US Department of Defense (DoD) employees have bought electronics worth over $32.8 million in fiscal year 2018 that have been known to contain security vulnerabilities, a report by the Pentagon’s inspector general said last week.
These acquisitions were made by Army and Air Force employees using payment cards issued by the government for micro-purchases of under $10,000.
As a result of these purchases, the DOD’s Inspector General believes the Army and Air Force are introducing vulnerable equipment into their networks that may be exploited by US adversaries.
The report specifically listed Lexmark printers, GoPro cameras, and Lenovo computers as problematic products, as examples.
The Lexmark purchases
“Army and Air Force GPC [government purchase card] holders purchased over 8,000 Lexmark printers, totaling more than $30 million, for use on Army and Air Force networks,” the DOD Inspector General (DODIG) report said.
Purchasing printers from Lexmark was a big mistake, auditors said, citing a 2018 Congressional report on supply chain vulnerabilities that warned against using Lexmark devices, claiming the China-based company had connections to the Chinese military, and the country’s nuclear, and cyberespionage programs.
In addition, the DODIG also pointed out that Lexmark printers have been impacted by more than 20 vulnerabilities in the past, “including storing and transmitting sensitive network access credentials in plain text and allowing the execution of malicious code on the printer.”
“These vulnerabilities could allow remote attackers to use a connected Lexmark printer to conduct cyberespionage or launch a denial of service attack on a DoD network,” the DODIG said.
The GoPro purchases
Furthermore, the Army and Air Force also bought 117 GoPro action cameras worth nearly $98,000.
“However, the cameras have vulnerabilities that could allow a remote attacker access to the stored network credentials and live video streams,” auditors said.
“By exploiting these vulnerabilities, a malicious actor could view the video stream, start recording, or take pictures without the user’s knowledge.”
The Lenovo purchases
But the biggest issue was with Lenovo computers.
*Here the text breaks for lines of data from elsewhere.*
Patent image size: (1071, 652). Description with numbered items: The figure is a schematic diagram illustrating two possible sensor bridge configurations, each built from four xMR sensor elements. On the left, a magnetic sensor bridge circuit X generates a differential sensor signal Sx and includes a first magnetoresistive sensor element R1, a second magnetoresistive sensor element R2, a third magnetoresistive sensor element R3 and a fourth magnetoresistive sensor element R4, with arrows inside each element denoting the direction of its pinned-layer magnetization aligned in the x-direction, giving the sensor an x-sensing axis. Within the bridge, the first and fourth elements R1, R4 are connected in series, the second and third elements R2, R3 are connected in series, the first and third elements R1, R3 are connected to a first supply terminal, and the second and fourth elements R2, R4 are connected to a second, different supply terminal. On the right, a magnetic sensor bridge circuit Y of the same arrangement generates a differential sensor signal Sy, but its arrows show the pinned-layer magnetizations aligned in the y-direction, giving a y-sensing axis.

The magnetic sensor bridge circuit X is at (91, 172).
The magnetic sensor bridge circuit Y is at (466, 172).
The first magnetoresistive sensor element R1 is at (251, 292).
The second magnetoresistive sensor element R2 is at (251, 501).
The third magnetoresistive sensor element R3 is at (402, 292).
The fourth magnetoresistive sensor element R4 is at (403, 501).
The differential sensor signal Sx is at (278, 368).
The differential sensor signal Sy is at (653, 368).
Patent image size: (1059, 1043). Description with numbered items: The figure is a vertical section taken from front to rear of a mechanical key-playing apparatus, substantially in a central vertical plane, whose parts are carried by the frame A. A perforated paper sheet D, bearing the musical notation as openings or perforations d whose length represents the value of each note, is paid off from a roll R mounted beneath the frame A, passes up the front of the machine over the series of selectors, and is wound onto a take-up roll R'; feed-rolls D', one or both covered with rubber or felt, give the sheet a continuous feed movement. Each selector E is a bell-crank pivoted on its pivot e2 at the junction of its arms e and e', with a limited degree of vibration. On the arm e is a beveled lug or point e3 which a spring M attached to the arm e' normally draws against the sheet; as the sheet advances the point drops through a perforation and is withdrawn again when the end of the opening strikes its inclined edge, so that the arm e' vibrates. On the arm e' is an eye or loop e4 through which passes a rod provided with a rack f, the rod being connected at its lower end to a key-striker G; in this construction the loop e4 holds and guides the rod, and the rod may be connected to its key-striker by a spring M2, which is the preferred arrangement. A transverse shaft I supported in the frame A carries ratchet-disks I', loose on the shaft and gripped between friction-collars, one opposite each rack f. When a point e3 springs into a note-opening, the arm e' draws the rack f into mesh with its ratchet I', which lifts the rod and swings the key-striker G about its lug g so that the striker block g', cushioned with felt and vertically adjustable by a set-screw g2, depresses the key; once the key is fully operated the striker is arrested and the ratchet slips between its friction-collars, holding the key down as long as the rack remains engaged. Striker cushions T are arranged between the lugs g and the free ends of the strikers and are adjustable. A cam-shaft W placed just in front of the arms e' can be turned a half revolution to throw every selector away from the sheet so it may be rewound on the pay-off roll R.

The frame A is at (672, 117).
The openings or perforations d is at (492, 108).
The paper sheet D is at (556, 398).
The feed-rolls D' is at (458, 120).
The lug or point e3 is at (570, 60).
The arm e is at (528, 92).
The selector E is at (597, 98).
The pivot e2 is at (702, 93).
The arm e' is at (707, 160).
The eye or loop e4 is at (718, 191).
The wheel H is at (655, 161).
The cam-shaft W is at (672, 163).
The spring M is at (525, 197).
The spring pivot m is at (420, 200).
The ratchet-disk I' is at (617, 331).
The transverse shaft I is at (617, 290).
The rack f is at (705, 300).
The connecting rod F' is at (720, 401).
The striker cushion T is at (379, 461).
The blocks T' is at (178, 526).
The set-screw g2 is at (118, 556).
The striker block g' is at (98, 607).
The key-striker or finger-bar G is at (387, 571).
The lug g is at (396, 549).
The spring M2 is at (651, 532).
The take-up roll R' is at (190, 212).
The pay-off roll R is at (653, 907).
Albeit not the most costly purchases, the DODIG highlighted several problems with buying Lenovo gear, such as the numerous security warnings issued by the US government against using these devices.
For example, in 2006, the State Department banned the use of Lenovo computers on their classified networks after reports that Lenovo computers were manufactured with hidden hardware or software used for cyberespionage.
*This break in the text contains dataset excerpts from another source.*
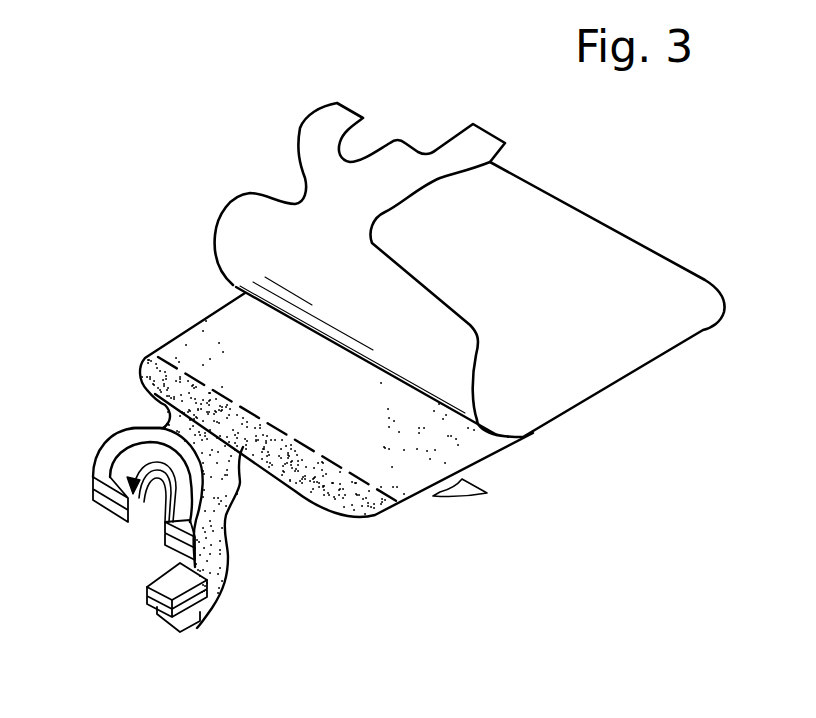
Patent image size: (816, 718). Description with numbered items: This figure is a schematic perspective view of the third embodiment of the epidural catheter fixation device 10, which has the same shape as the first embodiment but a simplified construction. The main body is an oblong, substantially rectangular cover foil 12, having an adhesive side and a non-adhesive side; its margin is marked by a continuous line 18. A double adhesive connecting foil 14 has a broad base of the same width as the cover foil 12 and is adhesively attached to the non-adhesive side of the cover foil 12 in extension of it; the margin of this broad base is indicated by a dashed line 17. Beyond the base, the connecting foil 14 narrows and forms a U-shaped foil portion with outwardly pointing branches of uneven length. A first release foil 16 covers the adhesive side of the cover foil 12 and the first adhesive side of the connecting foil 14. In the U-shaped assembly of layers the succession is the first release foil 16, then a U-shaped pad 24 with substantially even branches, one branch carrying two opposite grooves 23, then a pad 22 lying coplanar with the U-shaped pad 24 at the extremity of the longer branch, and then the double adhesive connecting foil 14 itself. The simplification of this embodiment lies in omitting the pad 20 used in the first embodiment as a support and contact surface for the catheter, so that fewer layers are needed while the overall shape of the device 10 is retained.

The epidural catheter fixation device 10 is at (578, 193).
The cover foil 12 is at (433, 490).
The double adhesive connecting foil 14 is at (233, 502).
The first release foil 16 is at (741, 203).
The dashed line 17 is at (178, 367).
The continuous line 18 is at (145, 313).
The pad 20 is at (100, 500).
The pad 22 is at (177, 587).
The grooves 23 is at (107, 470).
The U-shaped pad 24 is at (127, 497).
The DHS issued a similar warning in 2015 about Lenovo computers containing pre-installed spyware, along with various critical vulnerabilities.
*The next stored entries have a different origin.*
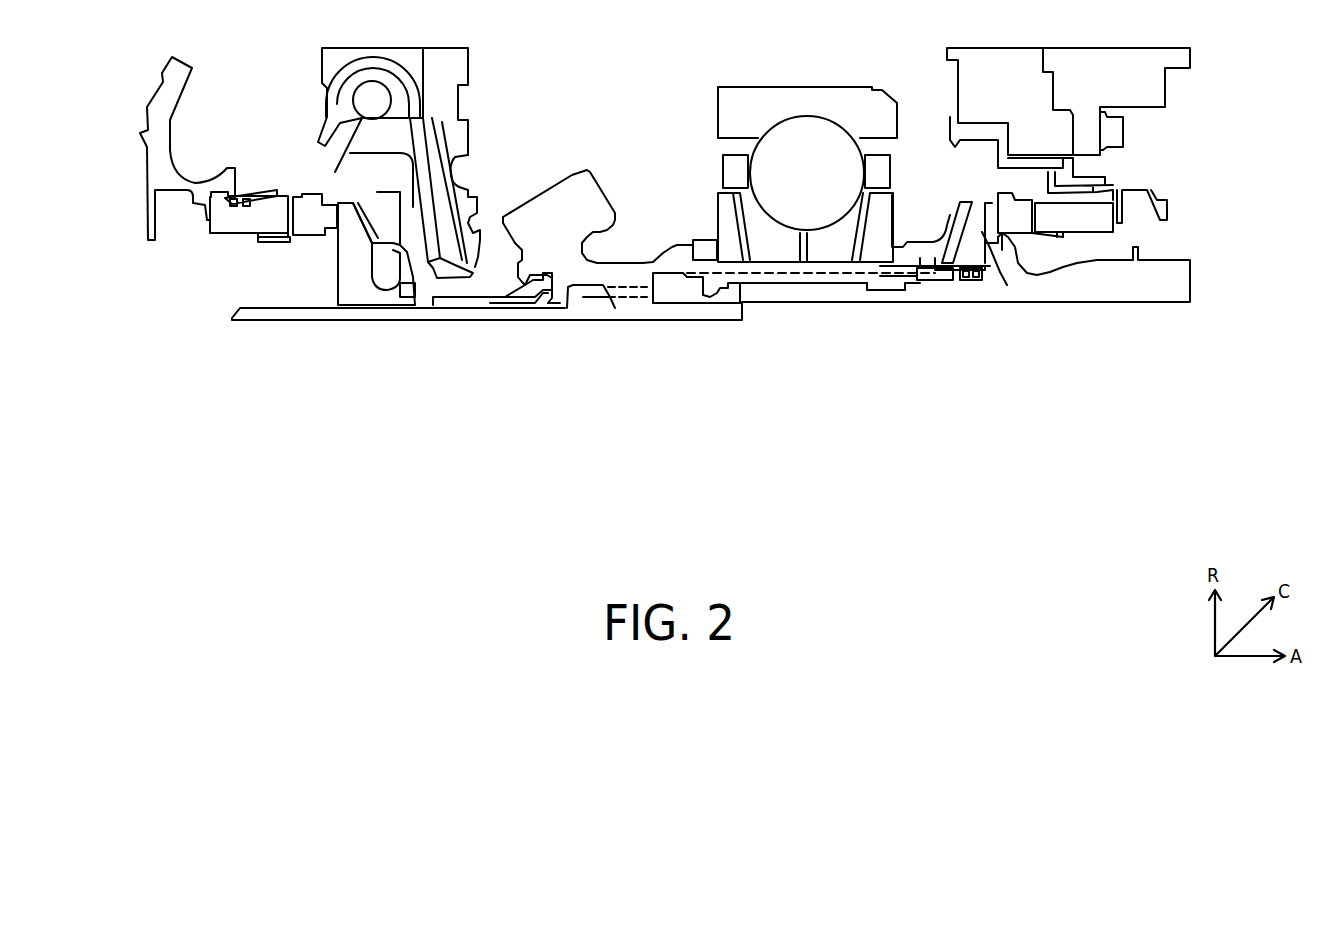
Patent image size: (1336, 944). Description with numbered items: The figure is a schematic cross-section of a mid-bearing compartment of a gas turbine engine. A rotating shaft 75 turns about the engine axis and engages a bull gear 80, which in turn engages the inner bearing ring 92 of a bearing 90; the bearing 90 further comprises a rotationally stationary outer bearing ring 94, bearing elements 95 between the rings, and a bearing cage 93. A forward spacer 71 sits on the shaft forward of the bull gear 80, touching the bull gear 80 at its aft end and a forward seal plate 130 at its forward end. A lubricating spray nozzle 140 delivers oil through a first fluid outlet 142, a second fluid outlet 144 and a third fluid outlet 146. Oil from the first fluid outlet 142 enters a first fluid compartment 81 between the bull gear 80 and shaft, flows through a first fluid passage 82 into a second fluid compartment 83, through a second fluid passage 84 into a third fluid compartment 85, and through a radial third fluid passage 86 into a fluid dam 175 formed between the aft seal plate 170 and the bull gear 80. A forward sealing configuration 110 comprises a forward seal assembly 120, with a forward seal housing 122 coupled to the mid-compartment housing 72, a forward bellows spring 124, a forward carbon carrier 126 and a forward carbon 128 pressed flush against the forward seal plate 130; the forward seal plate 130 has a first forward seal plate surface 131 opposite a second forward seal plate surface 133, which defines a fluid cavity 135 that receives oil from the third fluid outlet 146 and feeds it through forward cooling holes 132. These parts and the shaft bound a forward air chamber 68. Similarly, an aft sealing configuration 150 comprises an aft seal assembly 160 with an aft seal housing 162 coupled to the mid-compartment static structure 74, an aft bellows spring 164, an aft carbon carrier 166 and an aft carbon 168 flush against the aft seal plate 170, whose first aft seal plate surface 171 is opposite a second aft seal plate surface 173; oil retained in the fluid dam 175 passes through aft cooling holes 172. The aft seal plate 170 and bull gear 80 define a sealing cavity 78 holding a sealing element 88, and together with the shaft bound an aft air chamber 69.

The forward air chamber 68 is at (317, 287).
The aft air chamber 69 is at (1050, 266).
The forward spacer 71 is at (537, 303).
The mid-compartment housing 72 is at (155, 168).
The mid-compartment static structure 74 is at (956, 133).
The rotating shaft 75 is at (1153, 282).
The sealing cavity 78 is at (983, 278).
The bull gear 80 is at (575, 178).
The first fluid compartment 81 is at (578, 301).
The first fluid passage 82 is at (630, 297).
The second fluid compartment 83 is at (693, 300).
The second fluid passage 84 is at (805, 290).
The third fluid compartment 85 is at (910, 292).
The third fluid passage 86 is at (920, 282).
The sealing element 88 is at (970, 282).
The bearing 90 is at (882, 78).
The inner bearing ring 92 is at (723, 233).
The bearing cage 93 is at (730, 172).
The outer bearing ring 94 is at (765, 92).
The bearing element 95 is at (808, 128).
The forward sealing configuration 110 is at (283, 147).
The forward seal assembly 120 is at (240, 246).
The forward seal housing 122 is at (210, 222).
The forward bellows spring 124 is at (251, 214).
The forward carbon carrier 126 is at (290, 240).
The forward carbon 128 is at (308, 197).
The forward seal plate 130 is at (357, 300).
The first forward seal plate surface 131 is at (338, 283).
The forward cooling hole 132 is at (363, 218).
The second forward seal plate surface 133 is at (416, 290).
The fluid cavity 135 is at (388, 273).
The lubricating spray nozzle 140 is at (495, 100).
The first fluid outlet 142 is at (473, 285).
The second fluid outlet 144 is at (485, 196).
The third fluid outlet 146 is at (432, 278).
The aft sealing configuration 150 is at (978, 180).
The aft seal assembly 160 is at (1140, 219).
The aft seal housing 162 is at (1100, 197).
The aft bellows spring 164 is at (1100, 224).
The aft carbon carrier 166 is at (1058, 238).
The aft carbon 168 is at (990, 210).
The aft seal plate 170 is at (990, 280).
The first aft seal plate surface 171 is at (957, 213).
The aft cooling hole 172 is at (960, 244).
The second aft seal plate surface 173 is at (1000, 250).
The fluid dam 175 is at (928, 274).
In 2016, the Joint Chiefs of Staff Intelligence Directorate also issued its own alert about Lenovo, warning that handheld Lenovo devices could introduce compromised hardware into the DoD supply chain, creating a cyberespionage risk to classified and unclassified DoD networks.
However, despite all these past warnings, the Army bought 195 Lenovo products in 2018, totaling just under $268,000, and the Air Force purchased another 1,378 Lenovo products for $1.9 million.
DOD agencies are ignoring previous warnings
The report highlighted that DOD agencies have often ignored previous cyber-security alerts when making these small micro-purchases.
For example, the report stated that Lexmark printers were still available for purchase through the Navy Marine Corps Intranet COTS [commercial off-the-shelf] Catalog and have been certified for use on the Navy network as recently as February 2019 — this despite the US government warning against using devices from this vendor.
The DODIG report blamed these issues on DOD management errors. Auditors said the DOD failed to establish a department to develop a strategy for managing cybersecurity risks and which could put together a list of approved products that DOD staffers could consult before making purchases.
Auditors said the DOD tried to do this in the past — namely with the Office of the Under Secretary of Defense for Research and Engineering Joint Federated Assurance Center — but the DOD failed to grant it operational capability, meaning the agency only existed on paper.
The DODIG report, titled “Audit of the DoD’s Management of the Cybersecurity Risks for Government Purchase Card Purchases of Commercial Off-the-Shelf Items,” is a window in the US’ biggest national security problem right now — which is supply chain attacks.
The National Counterintelligence and Security Center (NCSC), part of the Office of the Director of National Intelligence, proclaimed April 2019 as National Supply Chain Integrity Month, in an attempt to get state agencies and the private sector to review their supply chains, and take note of equipment and software they were buying from known US adversaries, such as China.
Earlier this week, two US senators have also introduced a bipartisan bill named the Manufacturing, Investment, and Controls Review for Computer Hardware, Intellectual Property and Supply (MICROCHIPS) Act, in an attempt to get the US government to pass a law for the creation of a state agency for testing hardware and software that goes into the supply chain of the US military and other federal agencies.
With political tensions with China at an all-time high, US government officials fear that a potential incident between the two countries could have catastrophic effects on US IT infrastructure, which is now riddled with Chinese-made equipment.